Would the open e-commerce network end the dominance of US tech giants in India?

Would the open e-commerce network end the dominance of US tech giants in India? (Photo by CHANDAN KHANNA / AFP)

Would the open e-commerce network end the dominance of US tech giants in India?

  • The pilot of the open technology network based on an open protocol were launched on Friday in five states in India — one of the world’s largest markets for e-commerce.
  • It is an effort by the Indian government to end the dominance of US based companies like Amazon.com and Walmart, while promoting fair competition.
  • So far, around 80 firms are currently working with the ONDC.

In 2020, India became the eighth-largest market for e-commerce, with a turnover of approximately US$50 billion. The pandemic then accelerated the country’s e-commerce adoption by several years, with eMarketer expecting sales to soar past US$80 billion in 2021. For that to materialize, the Indian government would have to aid local retailers while promoting healthy competition. That would also mean deterring the dominance of US giants such as Amazon.com Inc. and Walmart Inc.

While being in the final stages of drafting new e-commerce rules that had sought to tighten the regulations for foreign-owned marketplaces in the country, the Indian administration launched a pilot not-profit, government-owned platform known as the Open Network for Digital Commerce (ONDC) to allow small merchants and retailers to plug in and gain the reach and economies of scale of giants.

Essentially, the government of India would create its own e-commerce ecosystem for all, designed to loosen the stranglehold of companies like Amazon that dictate which brands get access to prime consumers and on what terms. In fact, the platform were launched after India’s antitrust body last week raided domestic sellers of Amazon and some of Walmart’s Flipkart following accusations of competition law violations

Here’s what we know about the ONDC

Commerce Minister Piyush Goyal in a tweet on Friday said, “After UPI, another game changing idea to democratize commerce – ONDC soft launch today to select consumers, sellers and logistics providers. Get ready for a world of choice, convenience and transparency.” Basically, the government-owned platform will allow buyers and sellers to connect and transact with each other online, irrespective of the application they use. 

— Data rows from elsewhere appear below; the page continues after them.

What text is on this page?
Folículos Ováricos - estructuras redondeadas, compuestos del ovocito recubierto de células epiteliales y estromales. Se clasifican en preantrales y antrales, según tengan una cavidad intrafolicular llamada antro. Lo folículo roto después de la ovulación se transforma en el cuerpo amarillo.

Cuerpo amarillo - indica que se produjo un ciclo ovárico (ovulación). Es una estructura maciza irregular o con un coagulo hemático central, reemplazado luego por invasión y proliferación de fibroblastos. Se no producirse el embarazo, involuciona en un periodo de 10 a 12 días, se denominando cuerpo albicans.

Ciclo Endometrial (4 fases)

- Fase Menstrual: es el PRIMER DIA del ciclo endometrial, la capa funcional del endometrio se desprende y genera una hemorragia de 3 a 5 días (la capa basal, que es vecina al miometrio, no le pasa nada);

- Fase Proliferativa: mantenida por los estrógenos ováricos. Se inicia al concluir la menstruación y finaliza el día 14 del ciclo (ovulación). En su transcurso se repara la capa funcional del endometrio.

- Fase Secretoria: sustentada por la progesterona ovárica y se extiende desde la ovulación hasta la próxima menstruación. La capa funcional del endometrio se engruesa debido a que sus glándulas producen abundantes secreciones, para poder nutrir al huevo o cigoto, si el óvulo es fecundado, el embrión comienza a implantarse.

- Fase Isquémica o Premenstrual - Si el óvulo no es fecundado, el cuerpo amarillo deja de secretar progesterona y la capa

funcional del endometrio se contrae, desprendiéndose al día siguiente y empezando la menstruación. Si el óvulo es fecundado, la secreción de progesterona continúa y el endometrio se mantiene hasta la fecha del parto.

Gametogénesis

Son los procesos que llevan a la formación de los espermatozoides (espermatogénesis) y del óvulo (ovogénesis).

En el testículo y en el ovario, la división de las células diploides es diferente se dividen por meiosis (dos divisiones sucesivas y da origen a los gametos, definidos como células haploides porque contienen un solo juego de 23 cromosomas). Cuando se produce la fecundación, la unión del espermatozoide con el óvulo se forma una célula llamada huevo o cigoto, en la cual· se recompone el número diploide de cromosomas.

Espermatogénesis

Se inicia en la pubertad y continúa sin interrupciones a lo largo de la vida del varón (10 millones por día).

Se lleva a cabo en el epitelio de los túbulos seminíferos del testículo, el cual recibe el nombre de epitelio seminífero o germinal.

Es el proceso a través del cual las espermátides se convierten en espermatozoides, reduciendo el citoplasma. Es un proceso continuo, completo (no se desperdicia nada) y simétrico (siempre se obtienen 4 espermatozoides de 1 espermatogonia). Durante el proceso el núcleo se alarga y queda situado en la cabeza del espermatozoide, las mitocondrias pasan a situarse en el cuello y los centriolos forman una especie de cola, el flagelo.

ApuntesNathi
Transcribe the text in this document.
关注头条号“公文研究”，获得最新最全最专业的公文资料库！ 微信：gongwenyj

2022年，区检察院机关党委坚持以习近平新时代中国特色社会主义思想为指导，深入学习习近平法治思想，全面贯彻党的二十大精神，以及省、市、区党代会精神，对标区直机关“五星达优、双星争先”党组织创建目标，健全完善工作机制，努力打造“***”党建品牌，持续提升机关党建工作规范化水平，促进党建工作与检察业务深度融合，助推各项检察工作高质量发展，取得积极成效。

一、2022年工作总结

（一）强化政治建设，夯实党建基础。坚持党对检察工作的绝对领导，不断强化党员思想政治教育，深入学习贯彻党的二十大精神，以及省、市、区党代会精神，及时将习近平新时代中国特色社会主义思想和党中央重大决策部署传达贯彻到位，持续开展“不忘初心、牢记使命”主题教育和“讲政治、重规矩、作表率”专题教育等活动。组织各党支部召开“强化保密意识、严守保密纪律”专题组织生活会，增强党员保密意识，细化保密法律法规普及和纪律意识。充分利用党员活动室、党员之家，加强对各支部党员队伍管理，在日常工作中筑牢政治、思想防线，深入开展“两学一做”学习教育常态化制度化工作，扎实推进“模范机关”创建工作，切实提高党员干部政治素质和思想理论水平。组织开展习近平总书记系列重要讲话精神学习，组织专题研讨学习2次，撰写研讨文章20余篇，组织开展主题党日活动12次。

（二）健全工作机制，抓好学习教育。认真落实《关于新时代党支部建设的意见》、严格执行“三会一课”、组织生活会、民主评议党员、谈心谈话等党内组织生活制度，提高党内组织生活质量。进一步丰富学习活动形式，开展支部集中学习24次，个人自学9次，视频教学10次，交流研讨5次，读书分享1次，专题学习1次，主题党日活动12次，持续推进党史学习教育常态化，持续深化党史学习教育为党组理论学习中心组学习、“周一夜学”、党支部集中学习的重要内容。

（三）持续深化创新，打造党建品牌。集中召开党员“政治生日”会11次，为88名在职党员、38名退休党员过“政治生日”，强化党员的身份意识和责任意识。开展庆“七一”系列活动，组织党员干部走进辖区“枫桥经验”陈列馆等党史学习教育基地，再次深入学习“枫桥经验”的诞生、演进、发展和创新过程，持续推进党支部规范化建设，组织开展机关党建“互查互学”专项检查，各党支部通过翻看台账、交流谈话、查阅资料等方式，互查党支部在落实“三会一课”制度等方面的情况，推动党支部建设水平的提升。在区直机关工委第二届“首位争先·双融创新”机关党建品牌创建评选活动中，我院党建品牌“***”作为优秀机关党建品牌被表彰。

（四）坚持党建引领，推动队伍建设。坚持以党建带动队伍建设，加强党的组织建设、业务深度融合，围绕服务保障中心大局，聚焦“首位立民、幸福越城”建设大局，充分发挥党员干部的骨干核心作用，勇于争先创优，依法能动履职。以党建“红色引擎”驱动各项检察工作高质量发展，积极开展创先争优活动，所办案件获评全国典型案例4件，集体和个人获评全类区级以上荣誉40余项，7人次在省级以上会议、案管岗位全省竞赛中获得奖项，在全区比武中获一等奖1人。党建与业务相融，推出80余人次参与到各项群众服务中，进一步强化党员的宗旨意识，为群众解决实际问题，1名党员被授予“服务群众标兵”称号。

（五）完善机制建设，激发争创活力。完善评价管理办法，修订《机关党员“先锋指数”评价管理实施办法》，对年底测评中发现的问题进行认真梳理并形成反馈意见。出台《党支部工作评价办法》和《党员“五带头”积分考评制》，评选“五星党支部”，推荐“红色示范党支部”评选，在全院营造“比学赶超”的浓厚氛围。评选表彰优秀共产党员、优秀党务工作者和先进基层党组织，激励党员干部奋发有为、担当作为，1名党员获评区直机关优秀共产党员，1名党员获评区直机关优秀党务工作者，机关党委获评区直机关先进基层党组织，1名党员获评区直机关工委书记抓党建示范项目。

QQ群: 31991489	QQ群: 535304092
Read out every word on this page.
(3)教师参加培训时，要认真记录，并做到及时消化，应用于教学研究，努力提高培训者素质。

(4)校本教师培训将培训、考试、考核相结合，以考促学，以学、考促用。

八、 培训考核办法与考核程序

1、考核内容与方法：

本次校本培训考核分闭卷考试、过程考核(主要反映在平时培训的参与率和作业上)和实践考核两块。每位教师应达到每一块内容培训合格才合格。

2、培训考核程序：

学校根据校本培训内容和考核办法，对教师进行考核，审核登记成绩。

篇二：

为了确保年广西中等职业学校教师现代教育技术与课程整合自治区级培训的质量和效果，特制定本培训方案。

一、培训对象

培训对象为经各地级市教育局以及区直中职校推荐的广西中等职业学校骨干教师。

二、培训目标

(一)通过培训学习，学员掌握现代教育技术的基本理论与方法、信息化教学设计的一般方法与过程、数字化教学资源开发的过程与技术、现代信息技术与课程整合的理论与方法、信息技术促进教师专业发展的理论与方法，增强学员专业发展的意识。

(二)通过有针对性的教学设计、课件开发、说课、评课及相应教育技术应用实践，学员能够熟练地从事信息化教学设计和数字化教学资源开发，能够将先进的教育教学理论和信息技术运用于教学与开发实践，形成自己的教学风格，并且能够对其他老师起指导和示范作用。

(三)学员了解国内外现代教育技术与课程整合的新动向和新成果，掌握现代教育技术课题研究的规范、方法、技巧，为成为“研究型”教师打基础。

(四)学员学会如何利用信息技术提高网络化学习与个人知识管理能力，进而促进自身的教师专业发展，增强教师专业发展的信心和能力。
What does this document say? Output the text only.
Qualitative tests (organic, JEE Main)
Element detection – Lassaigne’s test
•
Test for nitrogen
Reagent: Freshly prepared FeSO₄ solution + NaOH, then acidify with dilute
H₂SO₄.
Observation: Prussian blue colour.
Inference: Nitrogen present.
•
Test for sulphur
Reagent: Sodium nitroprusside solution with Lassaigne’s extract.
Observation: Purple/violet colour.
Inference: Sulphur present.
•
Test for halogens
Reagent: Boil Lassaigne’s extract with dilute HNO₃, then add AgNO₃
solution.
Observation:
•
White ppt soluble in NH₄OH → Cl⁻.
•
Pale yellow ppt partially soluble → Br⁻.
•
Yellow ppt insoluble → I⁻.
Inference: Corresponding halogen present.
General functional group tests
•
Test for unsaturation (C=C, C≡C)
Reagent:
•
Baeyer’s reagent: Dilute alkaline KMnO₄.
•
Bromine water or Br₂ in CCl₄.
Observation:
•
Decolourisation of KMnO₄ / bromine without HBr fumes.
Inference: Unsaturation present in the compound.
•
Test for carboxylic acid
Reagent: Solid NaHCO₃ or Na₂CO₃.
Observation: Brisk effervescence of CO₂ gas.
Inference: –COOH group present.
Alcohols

The platform is spearheaded by the commerce ministry in an initiative aimed to promote open networks for all aspects of the exchange of goods and services over digital or electronic networks.  Reports indicated that ONDC is to be based on open-sourced methodology, using open specifications and open network protocols independent of any specific platform. The Indian government even claimed that “as UPI is to the digital payment domain, ONDC is to e-commerce in India”.

According to the Commerce Ministry, the benefits of ONDC include:

  • access to more buyers
  • better discoverability of products and cost
  • autonomy on terms because of multiple choices for being digitally visible
  • lower cost of doing business
  • and more options for value chain services like logistics and fulfillment.

As stated in a strategy paper published by ONDC in January, there needs to be “a paradigm shift from an operator-driven monolithic platform-centric model to a facilitator-driven, interoperable decentralized network”. That said, the ONDC will not be owned or controlled by a single entity or platform and it is made to connect buyers, suppliers, payment, and logistics providers through open-source specifications and protocols.

What’s the state of the e-commerce industry in India?

Based on local Indian reports, there are currently over 4,000 small and big e-commerce companies in India, 500 logistics companies to deliver goods, and more than 20,000 entities including travel and hotels that provide services through e-commerce. The potential is such that the Indian e-commerce market is expected to grow to US$200 billion by 2026.

The Indian government in a document on the ONDC project noted that two large multinational players controlled more than half of the country’s e-commerce trade, limiting access to the market, giving preferential treatment to some sellers and squeezing supplier margins. It did not name the companies.

However, as per Forrester Research data, by October 2020, Walmart’s Flipkart had 31.9% market share — making it the largest online retailer in India. Meanwhile, Amazon India is slightly behind in second, with a 31.2% market share. That said, ONDC could help millions of small businesses go online and worry less about the global giants.

The document also said the ONDC plan aimed to onboard 30 million sellers and 10 million merchants online, covering at least 100 cities and towns by August this year. It would focus on apps in local languages for both buyers and sellers, with a special emphasis on small merchants and rural consumers, it noted.